2 The Defendants contend that the Motion should be denied because the proposed expansion of the receivership “serves no remedial purpose” and would merely “enlarge the receivership’s footprint as a matter of punishment.” Response at 8–9. But the Defendants have adduced no evidence of any such punitive motive. As best as we can discern, their argument rests entirely on the proposition that Crawford already “holds ownership and control interests in several of the very entities he now seeks to add [to the receivership]” Id. at 9; see also ibid (“Seeking to ‘expand’ the receivership to cover entities he already owns or controls, therefore serves no remedial purpose; it would simply enlarge the receivership’s footprint as a matter of punishment.”). For all the reasons we’ve outlined already, we think some of Crawford’s requested expansions make sense given the circumstances of this case— irrespective of his ownership and control over some of the newly included entities. b.
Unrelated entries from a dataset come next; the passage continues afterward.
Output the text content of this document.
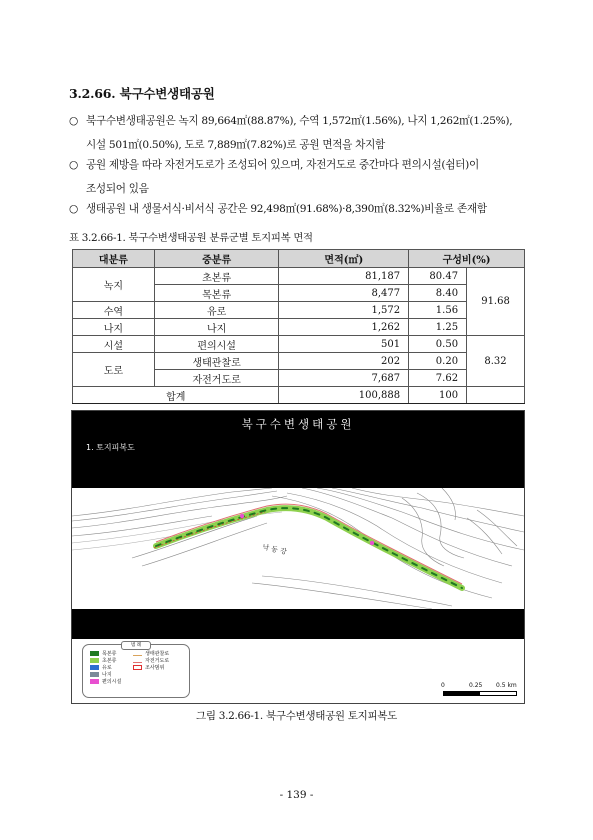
3.2.66. 북구수변생태공원
○ 북구수변생태공원은 녹지 89,664㎡(88.87%), 수역 1,572㎡(1.56%), 나지 1,262㎡(1.25%),
시설 501㎡(0.50%), 도로 7,889㎡(7.82%)로 공원 면적을 차지함
○ 공원 제방을 따라 자전거도로가 조성되어 있으며, 자전거도로 중간마다 편의시설(쉼터)이
조성되어 있음
○ 생태공원 내 생물서식·비서식 공간은 92,498㎡(91.68%)·8,390㎡(8.32%)비율로 존재함
표 3.2.66-1. 북구수변생태공원 분류군별 토지피복 면적
대분류	중분류	면적(㎡)	구성비(%)	
녹지	초본류	81,187	80.47	91.68
	목본류	8,477	8.40	
수역	유로	1,572	1.56	
나지	나지	1,262	1.25	
시설	편의시설	501	0.50	8.32
도로	생태관찰로	202	0.20	
	자전거도로	7,687	7.62	
합계		100,888	100	
북구수변생태공원
1. 토지피복도
낙 동 강
범 례
목본류
초본류
유로
나지
편의시설
생태관찰로
자전거도로
조사범위
0	0.25 0.5 km
그림 3.2.66-1. 북구수변생태공원 토지피복도
- 139 -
The Motion is GRANTED as to Block Consulting Services, LLC, MAS Capital Investments, LLC, Centurion TS Holdings, LLC, Alpha Trader Firm, LLC, Profit Over Everything, Inc., GMJ Marketing, LLC, Go Long Investments, LLC, The Nutrition Zone, LLC, Intelligenza, LLC, and JVL Fortini Consulting, LLC. DONE AND ORDERED in the Southern District of Florida on March 13, 2026.